To ask this question – is the UN racist? – about an organisation whose foundations are based on values of equality between peoples, races and genders, and whose legitimacy was forged in the struggles for decolonisation and against apartheid may seem misplaced.
However, a survey in mid-October in the journal Foreign Policy suggests that asking that question is tantamount to answering it.
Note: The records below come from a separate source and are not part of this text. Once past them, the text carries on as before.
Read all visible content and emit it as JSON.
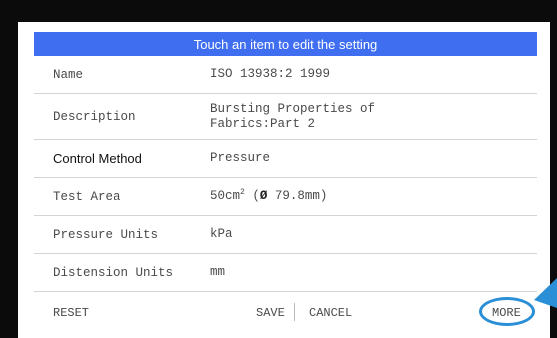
{
  "header": {
    "title": "Touch an item to edit the setting"
  },
  "settings": [
    {
      "label": "Name",
      "value": "ISO 13938:2 1999"
    },
    {
      "label": "Description",
      "value_line1": "Bursting Properties of",
      "value_line2": "Fabrics:Part 2"
    },
    {
      "label": "Control Method",
      "value": "Pressure"
    },
    {
      "label": "Test Area",
      "value_main": "50cm",
      "value_sup": "2",
      "value_diam_symbol": "Ø",
      "value_diam": "79.8mm"
    },
    {
      "label": "Pressure Units",
      "value": "kPa"
    },
    {
      "label": "Distension Units",
      "value": "mm"
    }
  ],
  "footer": {
    "reset_label": "RESET",
    "save_label": "SAVE",
    "cancel_label": "CANCEL",
    "more_label": "MORE"
  },
  "colors": {
    "header_bg": "#3f6ef0",
    "highlight_circle": "#2a8fd6"
  }
}
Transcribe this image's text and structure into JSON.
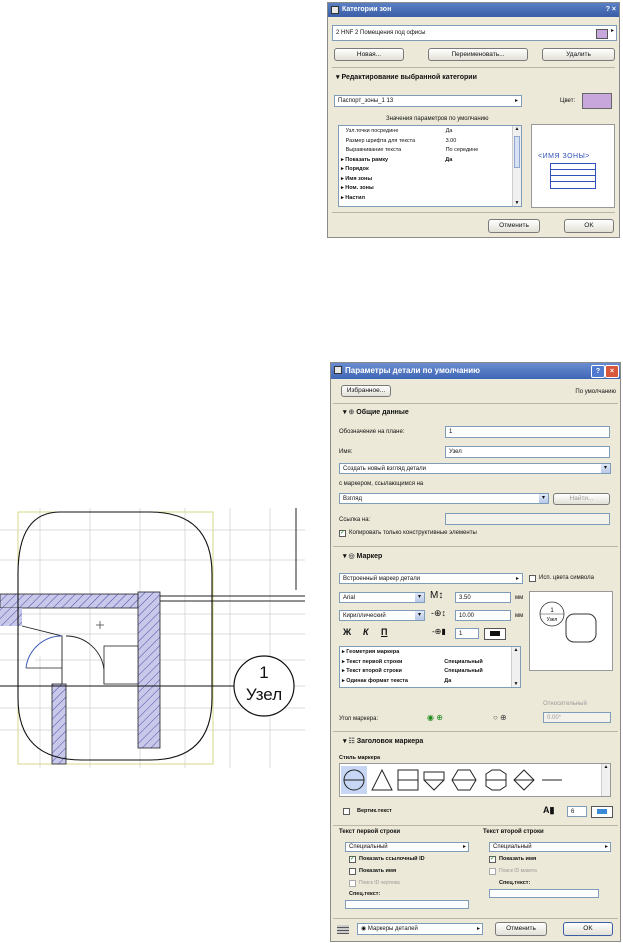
{
  "zone_dialog": {
    "title": "Категории зон",
    "help_close": "? ×",
    "category_value": "2 HNF  2 Помещения под офисы",
    "btn_new": "Новая...",
    "btn_rename": "Переименовать...",
    "btn_delete": "Удалить",
    "section_title": "Редактирование выбранной категории",
    "passport": "Паспорт_зоны_1 13",
    "color_label": "Цвет:",
    "color_value": "#c8a8dc",
    "defaults_label": "Значения параметров по умолчанию",
    "params": [
      {
        "name": "Узл.точки посредине",
        "value": "Да",
        "bold": false
      },
      {
        "name": "Размер шрифта для текста",
        "value": "3.00",
        "bold": false
      },
      {
        "name": "Выравнивание текста",
        "value": "По середине",
        "bold": false
      },
      {
        "name": "Показать рамку",
        "value": "Да",
        "bold": true
      },
      {
        "name": "Порядок",
        "value": "",
        "bold": true
      },
      {
        "name": "Имя зоны",
        "value": "",
        "bold": true
      },
      {
        "name": "Ном. зоны",
        "value": "",
        "bold": true
      },
      {
        "name": "Настил",
        "value": "",
        "bold": true
      }
    ],
    "preview_title": "<ИМЯ ЗОНЫ>",
    "btn_cancel": "Отменить",
    "btn_ok": "OK"
  },
  "detail_dialog": {
    "title": "Параметры детали по умолчанию",
    "favorites": "Избранное...",
    "default_label": "По умолчанию",
    "section_general": "Общие данные",
    "plan_label": "Обозначение на плане:",
    "plan_value": "1",
    "name_label": "Имя:",
    "name_value": "Узел",
    "create_view": "Создать новый взгляд детали",
    "marker_ref_label": "с маркером, ссылающимся на",
    "view_value": "Взгляд",
    "find_btn": "Найти...",
    "link_label": "Ссылка на:",
    "copy_check": "Копировать только конструктивные элементы",
    "section_marker": "Маркер",
    "marker_type": "Встроенный маркер детали",
    "use_symbol_colors": "Исп. цвета символа",
    "font": "Arial",
    "font_size": "3.50",
    "unit_mm": "мм",
    "charset": "Кириллический",
    "offset_value": "10.00",
    "style_b": "Ж",
    "style_i": "К",
    "style_u": "П",
    "pen_value": "1",
    "marker_params": [
      {
        "name": "Геометрия маркера",
        "value": ""
      },
      {
        "name": "Текст первой строки",
        "value": "Специальный"
      },
      {
        "name": "Текст второй строки",
        "value": "Специальный"
      },
      {
        "name": "Одинак формат текста",
        "value": "Да"
      }
    ],
    "relative_label": "Относительный",
    "angle_label": "Угол маркера:",
    "angle_value": "0.00°",
    "section_header": "Заголовок маркера",
    "marker_style_label": "Стиль маркера",
    "vertical_text": "Вертик.текст",
    "text_num": "6",
    "first_line_title": "Текст первой строки",
    "second_line_title": "Текст второй строки",
    "first_select": "Специальный",
    "second_select": "Специальный",
    "show_ref_id": "Показать ссылочный ID",
    "show_name_left": "Показать имя",
    "search_id": "Поиск ID чертежа",
    "spec_text_left": "Спец.текст:",
    "show_name_right": "Показать имя",
    "sheet_id": "Поиск ID макета",
    "spec_text_right": "Спец.текст:",
    "footer_select": "Маркеры деталей",
    "btn_cancel": "Отменить",
    "btn_ok": "OK"
  },
  "drawing": {
    "marker_number": "1",
    "marker_name": "Узел"
  }
}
Yes, the UN is still very much the preserve of Westerners, and more precisely of the sub-species of white males.
The fact that two of the nine Secretaries-General of the Organization since its foundation in 1945 – the Egyptian Boutros Boutros-Ghali and the Ghanaian Kofi Annan – have been Africans is beside the point.
Of the UN’s 40,000 or so permanent employees, nationals from half a dozen Western countries (United States, Great Britain, France, Italy, Germany, Spain) occupy a disproportionate place among the best paid and most secure jobs in New York and Geneva.
Conversely, people from the South, and more particularly Africans, are assigned primarily to “field jobs” in conflict zones such as the DR Congo, Mali, the Central African Republic and Somalia.
The sprawling Office for the Coordination of Humanitarian Affairs (OCHA), which coordinates the activities of the multiple UN emergency relief agencies, is in this respect an almost cartoonlike case in point.
Headed for thirteen years by four successive Under-Secretaries-General, all British, the UN has reserved 70% of the jobs in its New York headquarters for Westerners, a proportion that rises to 90% in certain strategic directions such as communication and policy.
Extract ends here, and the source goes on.